El confinamiento ha cambiado por completo la vida rutinaria a la que se estaba acostumbrado y, entre tanto, ha traído nuevas dinámicas de compras que han disparado el crecimiento del comercio online.

Aunque las tiendas en línea no son algo nuevo, esta forma de comercio está madurando de forma exponencial ante la pandemia de coronavirus. Ante las medidas de confinamiento tomadas a nivel mundial, se ha notado un enorme cambio en los hábitos de consumo.

Si bien esto es una excelente noticia para las ecommerce, también resulta en un gran reto, pues, están haciendo todo lo posible para responder a un ritmo de actividad similar al black friday.

Sin embargo, no solo ha cambiado la frecuencia con la que se compra por internet, sino también los tipos de productos que se solicitan. 

Un claro ejemplo de ello y con el que todos estamos familiarizados es la demanda de los diferentes tipos de mascarillas ffp3, que ha pasado de ser un producto solo utilizado por algunas industrias y para contados procesos médicos, a ser uno de los artículos más demandados, al punto de agotarse por completo su stock en cuestión de horas.

Lo mismo ha sucedido con sanitizantes, demás productos de bioseguridad y, de una forma extraña, con el papel higiénico.

El temor de contagiarse, supera el temor de los pagos online

Todo este repunte en ventas que viven los e-commerce tiene una explicación: la comodidad y la reducción de la posibilidad de contagiarse. Y es que, teniendo en cuenta las estrictas restricciones de salir a la calle, sumado al temor latente de contagiarse en las aglomeraciones de la ciudad, ha forzado a los consumidores a realizar compras en línea.

Tan solo en España, más de la mitad de la población ha comprado en línea, lo que se traduce en un crecimiento del comercio online de más del 150%. Lo que señala que muchos usuarios se han visto obligados a superar el popular temor de realizar pagos por internet.

Un desafío cada vez más exigente

La mayoría de los sectores que han vivido este fenómeno reportan la duplicación y hasta triplicación de las cuotas con respecto a años anteriores. 

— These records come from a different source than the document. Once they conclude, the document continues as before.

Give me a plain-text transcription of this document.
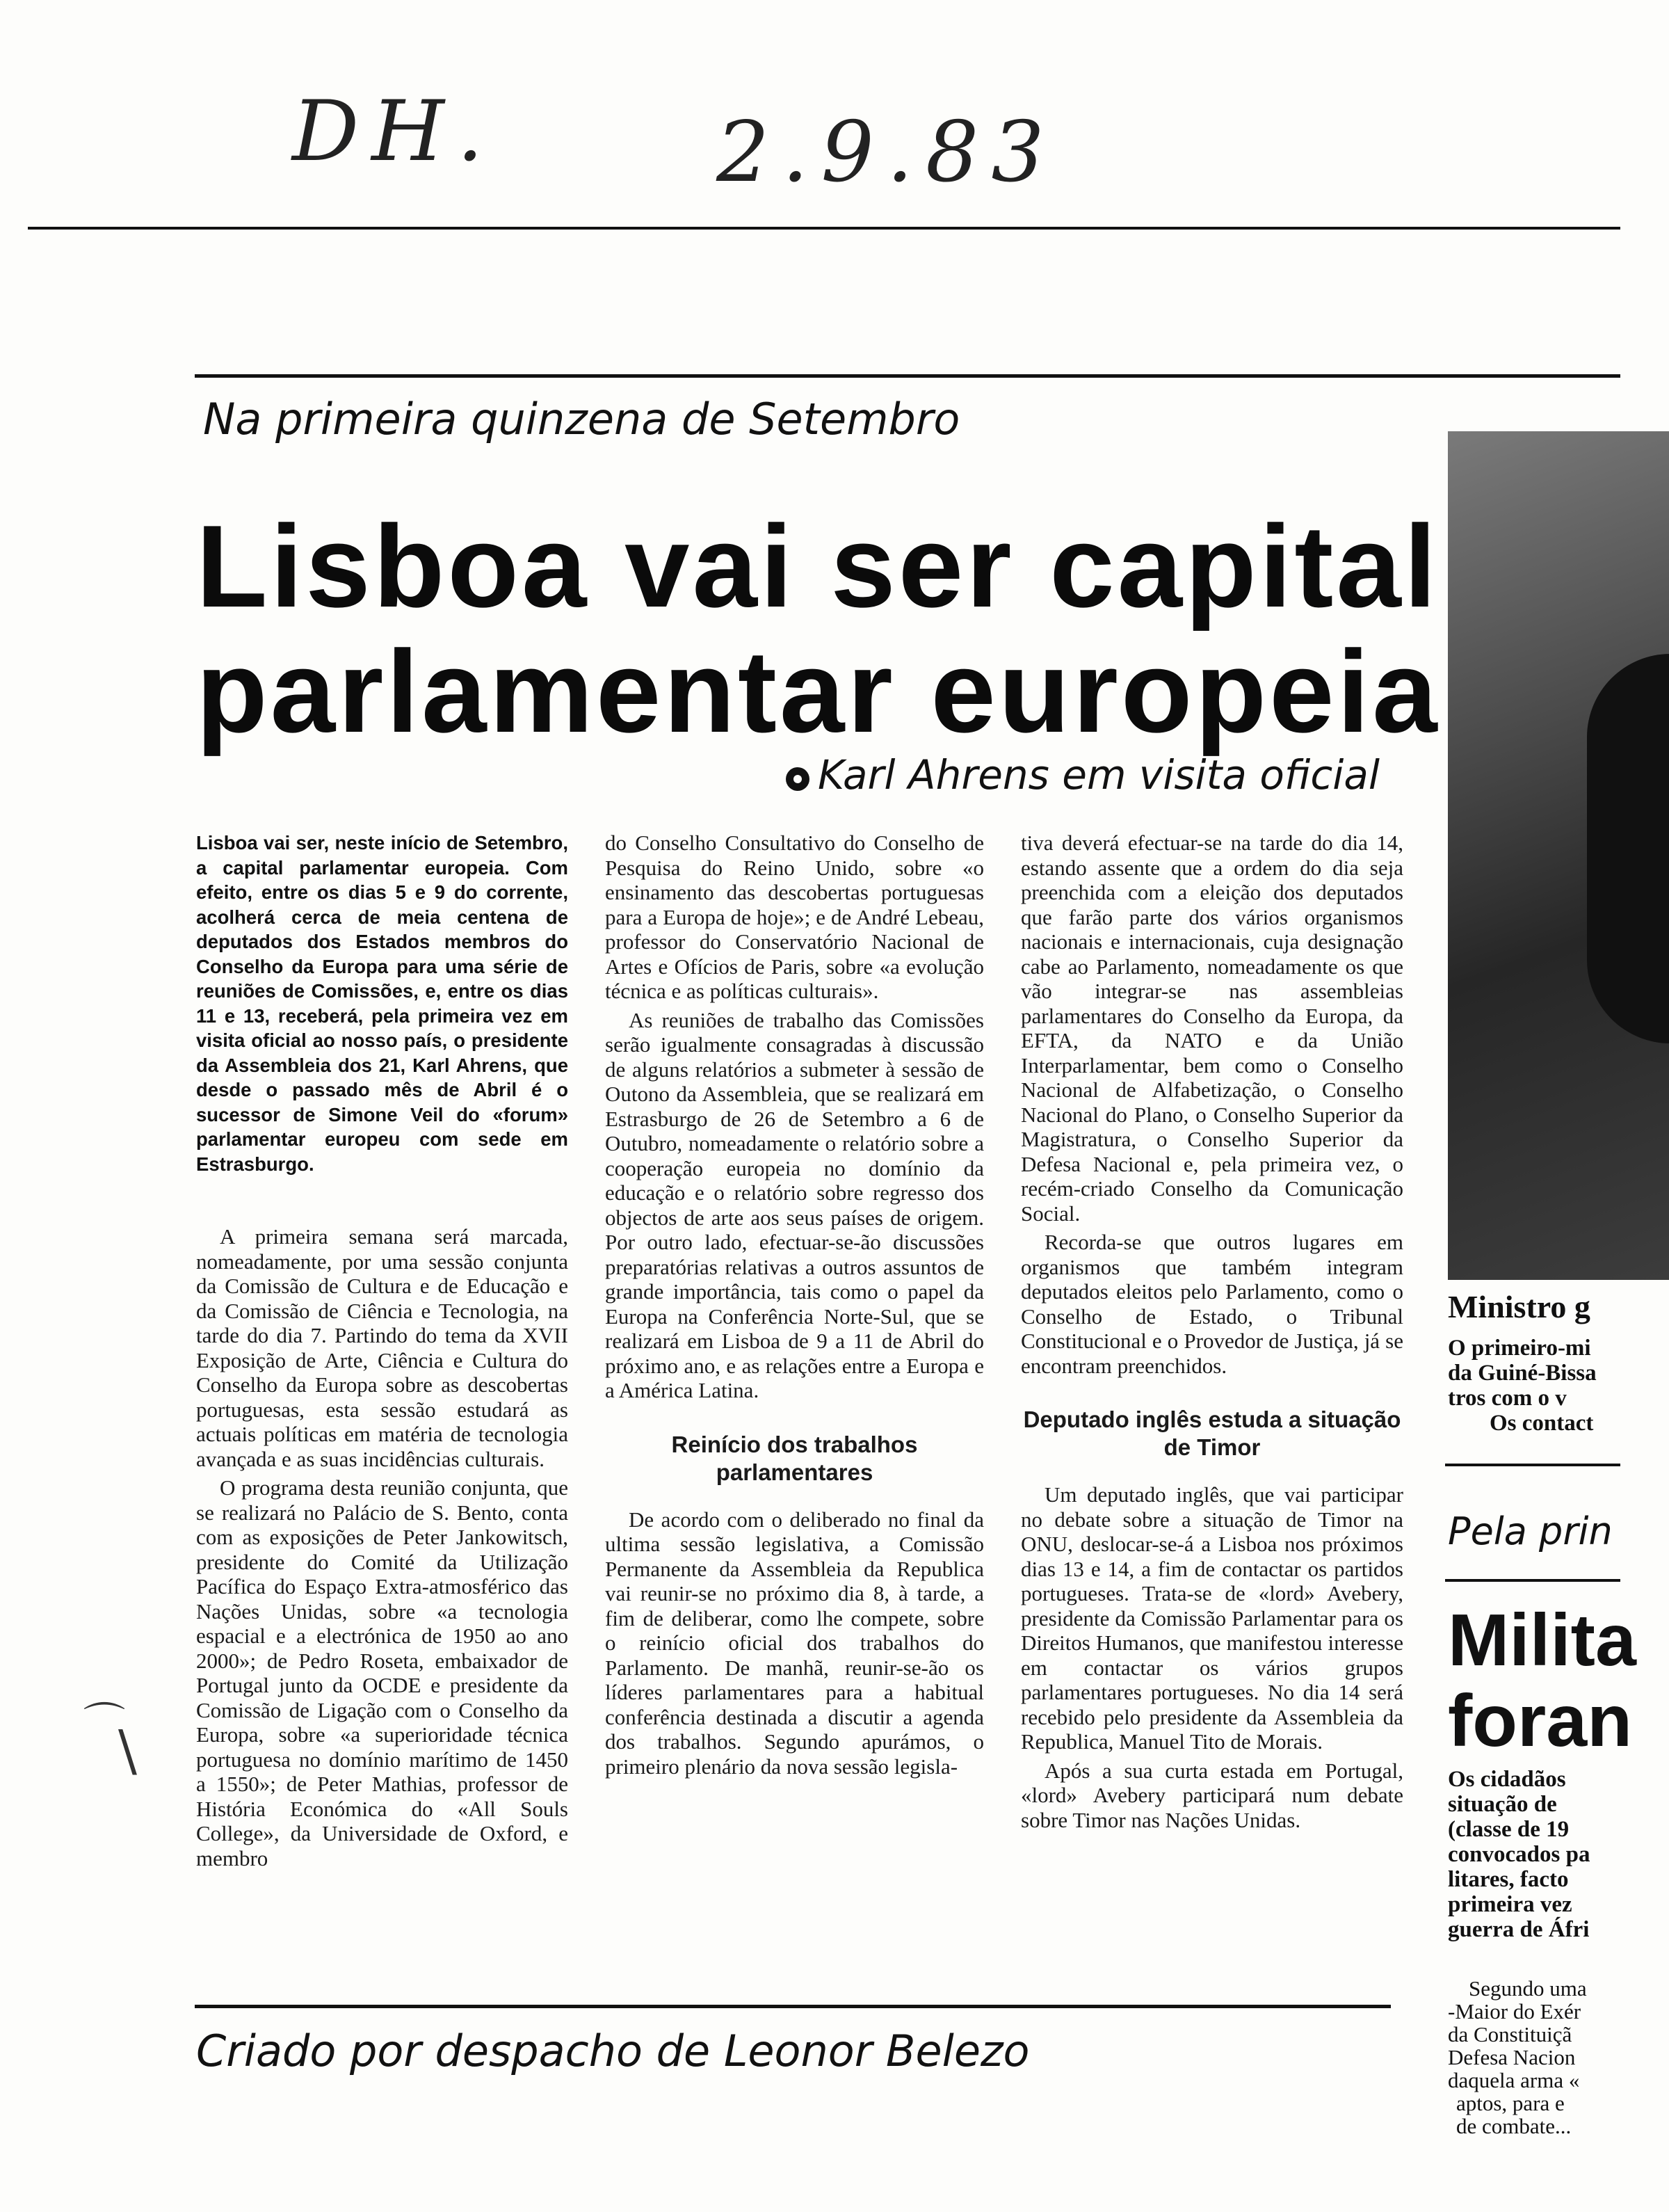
DH.	2.9.83
Na primeira quinzena de Setembro
Lisboa vai ser capital
parlamentar europeia
Karl Ahrens em visita oficial
Lisboa vai ser, neste início de Setembro, a capital parlamentar europeia. Com efeito, entre os dias 5 e 9 do corrente, acolherá cerca de meia centena de deputados dos Estados membros do Conselho da Europa para uma série de reuniões de Comissões, e, entre os dias 11 e 13, receberá, pela primeira vez em visita oficial ao nosso país, o presidente da Assembleia dos 21, Karl Ahrens, que desde o passado mês de Abril é o sucessor de Simone Veil do «forum» parlamentar europeu com sede em Estrasburgo.

A primeira semana será marcada, nomeadamente, por uma sessão conjunta da Comissão de Cultura e de Educação e da Comissão de Ciência e Tecnologia, na tarde do dia 7. Partindo do tema da XVII Exposição de Arte, Ciência e Cultura do Conselho da Europa sobre as descobertas portuguesas, esta sessão estudará as actuais políticas em matéria de tecnologia avançada e as suas incidências culturais.

O programa desta reunião conjunta, que se realizará no Palácio de S. Bento, conta com as exposições de Peter Jankowitsch, presidente do Comité da Utilização Pacífica do Espaço Extra-atmosférico das Nações Unidas, sobre «a tecnologia espacial e a electrónica de 1950 ao ano 2000»; de Pedro Roseta, embaixador de Portugal junto da OCDE e presidente da Comissão de Ligação com o Conselho da Europa, sobre «a superioridade técnica portuguesa no domínio marítimo de 1450 a 1550»; de Peter Mathias, professor de História Económica do «All Souls College», da Universidade de Oxford, e membro

do Conselho Consultativo do Conselho de Pesquisa do Reino Unido, sobre «o ensinamento das descobertas portuguesas para a Europa de hoje»; e de André Lebeau, professor do Conservatório Nacional de Artes e Ofícios de Paris, sobre «a evolução técnica e as políticas culturais».

As reuniões de trabalho das Comissões serão igualmente consagradas à discussão de alguns relatórios a submeter à sessão de Outono da Assembleia, que se realizará em Estrasburgo de 26 de Setembro a 6 de Outubro, nomeadamente o relatório sobre a cooperação europeia no domínio da educação e o relatório sobre regresso dos objectos de arte aos seus países de origem. Por outro lado, efectuar-se-ão discussões preparatórias relativas a outros assuntos de grande importância, tais como o papel da Europa na Conferência Norte-Sul, que se realizará em Lisboa de 9 a 11 de Abril do próximo ano, e as relações entre a Europa e a América Latina.

Reinício dos trabalhos parlamentares

De acordo com o deliberado no final da ultima sessão legislativa, a Comissão Permanente da Assembleia da Republica vai reunir-se no próximo dia 8, à tarde, a fim de deliberar, como lhe compete, sobre o reinício oficial dos trabalhos do Parlamento. De manhã, reunir-se-ão os líderes parlamentares para a habitual conferência destinada a discutir a agenda dos trabalhos. Segundo apurámos, o primeiro plenário da nova sessão legisla-

tiva deverá efectuar-se na tarde do dia 14, estando assente que a ordem do dia seja preenchida com a eleição dos deputados que farão parte dos vários organismos nacionais e internacionais, cuja designação cabe ao Parlamento, nomeadamente os que vão integrar-se nas assembleias parlamentares do Conselho da Europa, da EFTA, da NATO e da União Interparlamentar, bem como o Conselho Nacional de Alfabetização, o Conselho Nacional do Plano, o Conselho Superior da Magistratura, o Conselho Superior da Defesa Nacional e, pela primeira vez, o recém-criado Conselho da Comunicação Social.

Recorda-se que outros lugares em organismos que também integram deputados eleitos pelo Parlamento, como o Conselho de Estado, o Tribunal Constitucional e o Provedor de Justiça, já se encontram preenchidos.

Deputado inglês estuda a situação de Timor

Um deputado inglês, que vai participar no debate sobre a situação de Timor na ONU, deslocar-se-á a Lisboa nos próximos dias 13 e 14, a fim de contactar os partidos portugueses. Trata-se de «lord» Avebery, presidente da Comissão Parlamentar para os Direitos Humanos, que manifestou interesse em contactar os vários grupos parlamentares portugueses. No dia 14 será recebido pelo presidente da Assembleia da Republica, Manuel Tito de Morais.

Após a sua curta estada em Portugal, «lord» Avebery participará num debate sobre Timor nas Nações Unidas.

Criado por despacho de Leonor Belezo
Ministro g
O primeiro-mi
da Guiné-Bissa
tros com o v
Os contact
Pela prin
Milita
foran
Os cidadãos
situação de
(classe de 19
convocados pa
litares, facto
primeira vez
guerra de Áfri
Segundo uma
-Maior do Exér
da Constituiçã
Defesa Nacion
daquela arma «
aptos, para e
de combate...
⌒
\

Mientras que muchas empresas en línea han logrado superar el colapso, otras se han visto forzadas a detener sus actividades por no dar abasto. Mientras que grandes plataformas de compras en línea se han visto obligadas a aumentar de forma notable su plantilla de trabajadores.

Y por supuesto, se debe resaltar esos contables casos en que empresas han tenido que reestructurar todo su modelo de negocio y sistema logístico para adaptarse a las ventas por internet.

Los sectores más demandados han tenido duros días para mantener todos los productos ofertados en stock, pues, no estaban preparadas para enfrentarse a este periodo de máxima actividad, en el que se trabaja con la misma tensión que en un Black Friday.

Por otro lado, también se ha tenido que superar una ola de correos y llamadas para aclarar dudas sobre el funcionamiento, la fiabilidad, seguridad y mucho más.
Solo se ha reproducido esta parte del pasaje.